Marketten hızlı adımlarla eve geldiğimde kapıyı kilitledim ve pencereleri kapatıp kendimi soğuk yatağın içine bıraktım. Göz yaşlarımı durduramıyordum. Zaten durdurmak da istemezdim içimde ki zehiri akıtmak istercesine ağlıyorken... Ellerim bacaklarımın arasında cenin pozisyonunu almışken dudaklarımı birbirine bastırarak , gözlerimi sımsıkı yumdum. Aklımdaki düşünceler bulanık ve tanımsızdı. Korku , adrenalin gibi daha önce hissetmediğim duygular düşüncelerimi bulanıklaştırıyor , ne düşündüğümü kestiremiyordum. Gözlerim sıkı sıkı kapalı olmasına rağmen siyahlar içindeki silüet bir gölge gibi gözümün önünden geçiyordu. Korkuyu iliklerine kadar hissetmek bu demekti işte. Düşüncelerin , sözlerin , davranışların herşeyin uyuşmasıydı , hareketsizlikti bir nebze...
Gözlerimi ağır hareketlerle açmaya başladığımda fazla ağlamışlığın ve ani ışığın gözüme çarpmasıyla tekrar kapattım. Derin derin aldığım nefesler ciğerlerimi yakıyordu. Dizilerde bu gibi sahneleri izlediğimde hep empati kurmaya çalışırdım ve kurduğumu düşünürdüm. Oysa ki gerçekler her hücrenin korkudan titremesi , içinin ürperti ile dolmasıydı. Elimi ağlamaktan dolayı çatlamak üzere olan başıma koydum ve yataktan ayaklarımı çıkarıp soğuk parkeye bastım. İçimdeki ürperti kendini üşümeye bırakınca yatağımın yanından ev ayakkabılarımı ayağıma geçirdim. Yavaş adımlarla odamdan çıkıp mutfağa ; ecza dolabına ilaç almak için duvar yardımıyla yürüdüm. Çok ağlayınca başımın dönmesi bana özgü sanırım. Ağrı kesici ve biraz su alıp masaya oturdum. Alışveriş yapamadığım için buzdolabım boştu ve midem kazınmak üzereydi. Midem isyan edercesine guruldarken ağrı kesicimi içtim ama aç karnına fayda etmeyeceğini bildiğimden son bir umut buzdolabından atıştırmalık arayışına çıktım. Buzdolabının kapağını açmamla yine bir ürperti dalgası vücudumdan geçti. Vücudumun normal ısısı hızla düşerken titremelerim beraberinde göz yaşlarımı getirmişti. Dolan gözlerimden göz yaşlarım hızla akarken , titreyen çenemden dişlerimin birbirlerine vurma sesleri geliyordu. Ani bir korku ve düşünce sapığımın çok fazla yakınımda olduğuna dair tehlike çanlarını çalıyordu.
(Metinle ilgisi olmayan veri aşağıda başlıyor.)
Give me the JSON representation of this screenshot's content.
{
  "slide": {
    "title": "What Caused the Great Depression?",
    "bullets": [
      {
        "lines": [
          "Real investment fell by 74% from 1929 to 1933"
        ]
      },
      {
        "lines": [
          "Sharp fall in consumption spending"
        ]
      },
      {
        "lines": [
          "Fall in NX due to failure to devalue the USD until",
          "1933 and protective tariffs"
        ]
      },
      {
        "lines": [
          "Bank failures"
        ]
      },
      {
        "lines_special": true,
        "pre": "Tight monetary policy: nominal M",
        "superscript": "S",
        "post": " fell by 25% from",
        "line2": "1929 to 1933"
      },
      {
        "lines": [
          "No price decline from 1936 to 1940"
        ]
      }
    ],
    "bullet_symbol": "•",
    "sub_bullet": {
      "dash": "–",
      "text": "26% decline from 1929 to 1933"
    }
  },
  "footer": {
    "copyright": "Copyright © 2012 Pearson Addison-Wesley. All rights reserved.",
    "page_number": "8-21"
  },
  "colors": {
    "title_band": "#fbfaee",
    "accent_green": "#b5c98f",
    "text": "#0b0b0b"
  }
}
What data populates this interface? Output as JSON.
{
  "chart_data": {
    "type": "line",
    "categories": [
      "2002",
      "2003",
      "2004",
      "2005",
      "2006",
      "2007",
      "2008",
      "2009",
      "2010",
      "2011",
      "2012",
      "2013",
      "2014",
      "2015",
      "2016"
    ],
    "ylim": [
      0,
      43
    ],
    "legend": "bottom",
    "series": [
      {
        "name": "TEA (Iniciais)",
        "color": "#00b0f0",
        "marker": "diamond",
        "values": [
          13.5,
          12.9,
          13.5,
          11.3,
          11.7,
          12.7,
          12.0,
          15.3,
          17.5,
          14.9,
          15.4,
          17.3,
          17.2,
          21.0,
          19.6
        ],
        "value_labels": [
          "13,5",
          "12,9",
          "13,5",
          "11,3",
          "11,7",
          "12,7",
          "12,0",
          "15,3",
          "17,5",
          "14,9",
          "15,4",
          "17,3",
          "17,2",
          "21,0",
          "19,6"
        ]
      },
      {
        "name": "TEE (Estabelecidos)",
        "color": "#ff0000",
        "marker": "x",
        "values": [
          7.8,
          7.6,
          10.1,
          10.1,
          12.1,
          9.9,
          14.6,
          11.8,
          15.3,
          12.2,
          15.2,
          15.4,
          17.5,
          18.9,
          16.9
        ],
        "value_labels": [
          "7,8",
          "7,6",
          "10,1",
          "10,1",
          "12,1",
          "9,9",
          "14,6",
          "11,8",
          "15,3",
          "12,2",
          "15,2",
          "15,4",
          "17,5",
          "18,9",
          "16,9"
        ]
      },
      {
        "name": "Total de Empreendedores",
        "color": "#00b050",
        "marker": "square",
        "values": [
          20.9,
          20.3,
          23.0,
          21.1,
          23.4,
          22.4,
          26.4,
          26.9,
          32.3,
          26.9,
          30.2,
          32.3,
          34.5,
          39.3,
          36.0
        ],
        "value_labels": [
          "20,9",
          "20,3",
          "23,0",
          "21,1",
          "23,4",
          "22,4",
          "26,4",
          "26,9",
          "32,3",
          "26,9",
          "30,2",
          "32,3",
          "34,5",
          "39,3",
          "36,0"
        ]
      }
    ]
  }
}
Ağlayışım , iç çekişlere dönüşürken mutfağın soğuk zeminine oturdum ve göz yaşı kalmamış gözlerimi kapayarak başımı masaya yasladım. Korkuyordum iliklerime kadar korkuyordum. Evime kadar girebilen birinden kim korkmazdı ki? Odamdan telefonumun sesinin gelmesiyle masaya tutunarak ayağa kalktım. Göz yaşlarımı elimin tersi ile silip odama yürüdüm. Kapıları kilitlediğime adım kadar emindim. Aklım bir türlü almıyordu. Şaka yapacak bir tayfaya sahip değildim. Ailem var mı yok mu belli değil , böyle şeylerle uğraşmazlar. Kim bu ha!? Kim?
Dağılmış yatağımın yanına bıraktığım montumun cebinden telefonumu aldım ve gelen kutusunu açtım. Yine aynı kişi , karanlık silüetli sapığım...
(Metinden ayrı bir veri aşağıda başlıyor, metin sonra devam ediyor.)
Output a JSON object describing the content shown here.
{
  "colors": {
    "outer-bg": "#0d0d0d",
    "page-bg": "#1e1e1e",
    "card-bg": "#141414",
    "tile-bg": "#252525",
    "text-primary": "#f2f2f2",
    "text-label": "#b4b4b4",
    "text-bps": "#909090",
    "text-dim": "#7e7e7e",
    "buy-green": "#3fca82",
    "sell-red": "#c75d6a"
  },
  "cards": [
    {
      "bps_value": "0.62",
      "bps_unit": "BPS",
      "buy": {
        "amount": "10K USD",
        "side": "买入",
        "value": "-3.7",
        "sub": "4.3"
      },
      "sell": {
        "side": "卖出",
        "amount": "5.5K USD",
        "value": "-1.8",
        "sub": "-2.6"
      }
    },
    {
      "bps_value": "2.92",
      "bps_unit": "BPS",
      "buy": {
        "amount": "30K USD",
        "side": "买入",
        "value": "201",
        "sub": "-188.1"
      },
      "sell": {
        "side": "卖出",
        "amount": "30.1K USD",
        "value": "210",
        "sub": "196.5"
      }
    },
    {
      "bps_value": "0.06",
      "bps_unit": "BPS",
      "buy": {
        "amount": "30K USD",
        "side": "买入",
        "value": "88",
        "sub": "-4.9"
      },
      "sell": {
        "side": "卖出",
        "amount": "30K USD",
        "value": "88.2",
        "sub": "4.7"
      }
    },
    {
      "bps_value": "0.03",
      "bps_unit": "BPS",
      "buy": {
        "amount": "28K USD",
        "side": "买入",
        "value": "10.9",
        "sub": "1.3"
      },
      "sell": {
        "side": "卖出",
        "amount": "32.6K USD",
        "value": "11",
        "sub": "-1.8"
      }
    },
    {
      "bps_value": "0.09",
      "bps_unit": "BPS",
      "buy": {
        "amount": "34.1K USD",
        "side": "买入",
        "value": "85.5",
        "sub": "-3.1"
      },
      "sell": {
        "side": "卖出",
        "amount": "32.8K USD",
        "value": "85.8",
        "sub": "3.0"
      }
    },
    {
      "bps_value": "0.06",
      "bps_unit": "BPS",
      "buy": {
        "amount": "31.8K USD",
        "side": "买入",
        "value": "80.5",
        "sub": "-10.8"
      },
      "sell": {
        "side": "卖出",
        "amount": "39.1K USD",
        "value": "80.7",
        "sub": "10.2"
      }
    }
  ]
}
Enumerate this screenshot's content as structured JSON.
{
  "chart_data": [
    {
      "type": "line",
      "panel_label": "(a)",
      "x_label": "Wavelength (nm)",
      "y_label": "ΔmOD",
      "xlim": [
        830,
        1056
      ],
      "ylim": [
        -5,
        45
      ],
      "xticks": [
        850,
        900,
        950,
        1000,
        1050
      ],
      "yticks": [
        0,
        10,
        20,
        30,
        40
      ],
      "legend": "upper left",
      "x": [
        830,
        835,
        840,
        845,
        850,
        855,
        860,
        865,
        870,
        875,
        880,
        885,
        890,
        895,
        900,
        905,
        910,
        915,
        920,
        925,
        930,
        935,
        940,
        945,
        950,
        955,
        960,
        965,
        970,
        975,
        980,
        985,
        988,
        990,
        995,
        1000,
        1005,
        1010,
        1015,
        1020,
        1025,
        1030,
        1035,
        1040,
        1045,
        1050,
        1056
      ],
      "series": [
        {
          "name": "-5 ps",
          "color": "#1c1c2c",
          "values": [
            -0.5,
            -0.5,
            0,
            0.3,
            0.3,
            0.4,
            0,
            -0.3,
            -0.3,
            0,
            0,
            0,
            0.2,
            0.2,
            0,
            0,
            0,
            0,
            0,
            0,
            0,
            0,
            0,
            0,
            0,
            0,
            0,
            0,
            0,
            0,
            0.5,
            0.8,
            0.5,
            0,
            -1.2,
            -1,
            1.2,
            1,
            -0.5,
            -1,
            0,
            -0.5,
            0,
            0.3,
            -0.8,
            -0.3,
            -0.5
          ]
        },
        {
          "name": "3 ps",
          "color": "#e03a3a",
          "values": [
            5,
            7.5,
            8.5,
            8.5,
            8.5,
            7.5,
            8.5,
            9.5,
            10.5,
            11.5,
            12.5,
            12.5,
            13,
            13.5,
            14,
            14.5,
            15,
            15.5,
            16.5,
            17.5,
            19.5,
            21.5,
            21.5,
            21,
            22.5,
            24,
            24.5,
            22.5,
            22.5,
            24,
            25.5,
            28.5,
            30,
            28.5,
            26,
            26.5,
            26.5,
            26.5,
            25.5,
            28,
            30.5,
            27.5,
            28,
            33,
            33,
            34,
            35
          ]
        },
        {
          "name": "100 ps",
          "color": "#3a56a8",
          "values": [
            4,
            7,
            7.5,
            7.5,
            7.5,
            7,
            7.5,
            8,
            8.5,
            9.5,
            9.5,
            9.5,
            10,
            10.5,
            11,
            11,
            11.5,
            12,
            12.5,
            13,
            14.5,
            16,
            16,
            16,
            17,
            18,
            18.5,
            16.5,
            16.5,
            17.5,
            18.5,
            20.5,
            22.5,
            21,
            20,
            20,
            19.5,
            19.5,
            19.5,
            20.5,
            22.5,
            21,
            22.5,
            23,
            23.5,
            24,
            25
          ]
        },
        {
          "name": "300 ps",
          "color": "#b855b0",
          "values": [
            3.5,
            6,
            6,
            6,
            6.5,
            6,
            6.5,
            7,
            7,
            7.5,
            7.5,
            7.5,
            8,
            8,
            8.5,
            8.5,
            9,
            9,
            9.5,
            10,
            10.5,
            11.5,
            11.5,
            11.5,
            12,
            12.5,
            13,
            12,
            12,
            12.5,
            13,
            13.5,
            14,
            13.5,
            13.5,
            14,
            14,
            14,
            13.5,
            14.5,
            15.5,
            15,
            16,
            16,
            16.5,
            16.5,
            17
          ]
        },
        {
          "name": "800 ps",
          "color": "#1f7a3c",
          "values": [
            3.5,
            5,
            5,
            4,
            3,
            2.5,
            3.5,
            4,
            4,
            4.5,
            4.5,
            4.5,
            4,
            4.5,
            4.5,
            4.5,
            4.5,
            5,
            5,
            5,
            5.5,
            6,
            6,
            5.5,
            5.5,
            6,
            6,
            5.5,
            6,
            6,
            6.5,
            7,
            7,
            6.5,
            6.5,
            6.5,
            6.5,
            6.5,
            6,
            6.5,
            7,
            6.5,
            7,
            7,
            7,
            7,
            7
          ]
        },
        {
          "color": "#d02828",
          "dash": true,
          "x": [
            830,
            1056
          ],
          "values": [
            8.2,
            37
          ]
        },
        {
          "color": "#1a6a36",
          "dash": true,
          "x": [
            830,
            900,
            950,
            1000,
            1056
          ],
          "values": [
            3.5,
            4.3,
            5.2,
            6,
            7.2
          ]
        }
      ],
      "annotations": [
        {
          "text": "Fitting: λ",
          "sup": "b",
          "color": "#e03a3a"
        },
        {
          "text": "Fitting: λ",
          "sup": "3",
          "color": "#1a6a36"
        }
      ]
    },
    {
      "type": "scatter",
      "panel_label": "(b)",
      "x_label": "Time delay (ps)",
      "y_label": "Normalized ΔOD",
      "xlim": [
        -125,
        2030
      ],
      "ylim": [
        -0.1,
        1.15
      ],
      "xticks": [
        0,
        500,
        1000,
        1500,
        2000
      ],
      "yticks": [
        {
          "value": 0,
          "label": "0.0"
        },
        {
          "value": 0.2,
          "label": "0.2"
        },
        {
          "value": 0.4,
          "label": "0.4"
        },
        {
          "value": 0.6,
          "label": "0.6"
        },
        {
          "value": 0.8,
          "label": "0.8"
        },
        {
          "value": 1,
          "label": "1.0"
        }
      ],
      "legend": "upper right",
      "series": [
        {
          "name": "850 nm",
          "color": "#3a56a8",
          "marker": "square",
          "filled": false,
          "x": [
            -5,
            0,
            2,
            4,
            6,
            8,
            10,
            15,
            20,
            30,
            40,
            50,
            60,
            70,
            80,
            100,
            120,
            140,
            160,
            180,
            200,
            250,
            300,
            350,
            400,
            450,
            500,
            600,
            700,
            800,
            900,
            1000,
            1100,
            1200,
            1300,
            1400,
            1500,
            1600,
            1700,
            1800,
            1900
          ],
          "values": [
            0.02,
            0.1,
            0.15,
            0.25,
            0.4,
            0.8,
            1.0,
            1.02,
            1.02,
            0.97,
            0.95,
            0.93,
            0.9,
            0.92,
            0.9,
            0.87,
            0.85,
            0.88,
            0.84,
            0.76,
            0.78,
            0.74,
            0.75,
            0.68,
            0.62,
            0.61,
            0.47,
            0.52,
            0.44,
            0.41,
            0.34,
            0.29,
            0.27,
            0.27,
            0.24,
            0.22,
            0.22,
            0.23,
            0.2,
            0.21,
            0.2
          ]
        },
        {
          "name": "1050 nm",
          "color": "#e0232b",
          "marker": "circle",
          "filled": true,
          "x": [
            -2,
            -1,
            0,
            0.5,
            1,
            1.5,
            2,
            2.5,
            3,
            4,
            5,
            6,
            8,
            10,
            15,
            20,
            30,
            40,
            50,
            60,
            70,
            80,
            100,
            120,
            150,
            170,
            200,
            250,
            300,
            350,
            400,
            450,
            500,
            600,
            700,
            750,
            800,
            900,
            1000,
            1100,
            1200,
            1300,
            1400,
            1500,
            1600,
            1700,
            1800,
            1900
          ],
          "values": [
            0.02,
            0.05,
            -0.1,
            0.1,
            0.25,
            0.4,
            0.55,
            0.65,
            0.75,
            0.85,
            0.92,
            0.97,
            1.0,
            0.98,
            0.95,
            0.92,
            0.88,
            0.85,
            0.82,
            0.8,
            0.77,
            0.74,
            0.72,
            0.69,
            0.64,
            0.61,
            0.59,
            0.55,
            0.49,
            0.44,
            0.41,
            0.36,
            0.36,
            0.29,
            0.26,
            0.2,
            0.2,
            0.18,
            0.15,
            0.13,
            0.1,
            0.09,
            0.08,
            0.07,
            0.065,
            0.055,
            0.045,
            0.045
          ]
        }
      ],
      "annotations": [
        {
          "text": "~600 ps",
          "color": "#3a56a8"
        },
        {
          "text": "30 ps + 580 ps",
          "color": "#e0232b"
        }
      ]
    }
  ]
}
Ellerimin titremesine engel olmaya çalışarak açtım mesajı.'SEVDİĞİN YİYECEKLERİ ALDIM ZEY.'
Delirecektim. Sinirden veya korkudan bir şekilde delirecektim. Korkum sinirle harmanlanmıştı ve bu beni delirtecekti. Dolan gözlerimi sımsıkı kapadım ve gözyaşlarımın dökülmesine izin verdim. Bağırdım. Boğazım yırtılırcasına bağırdım.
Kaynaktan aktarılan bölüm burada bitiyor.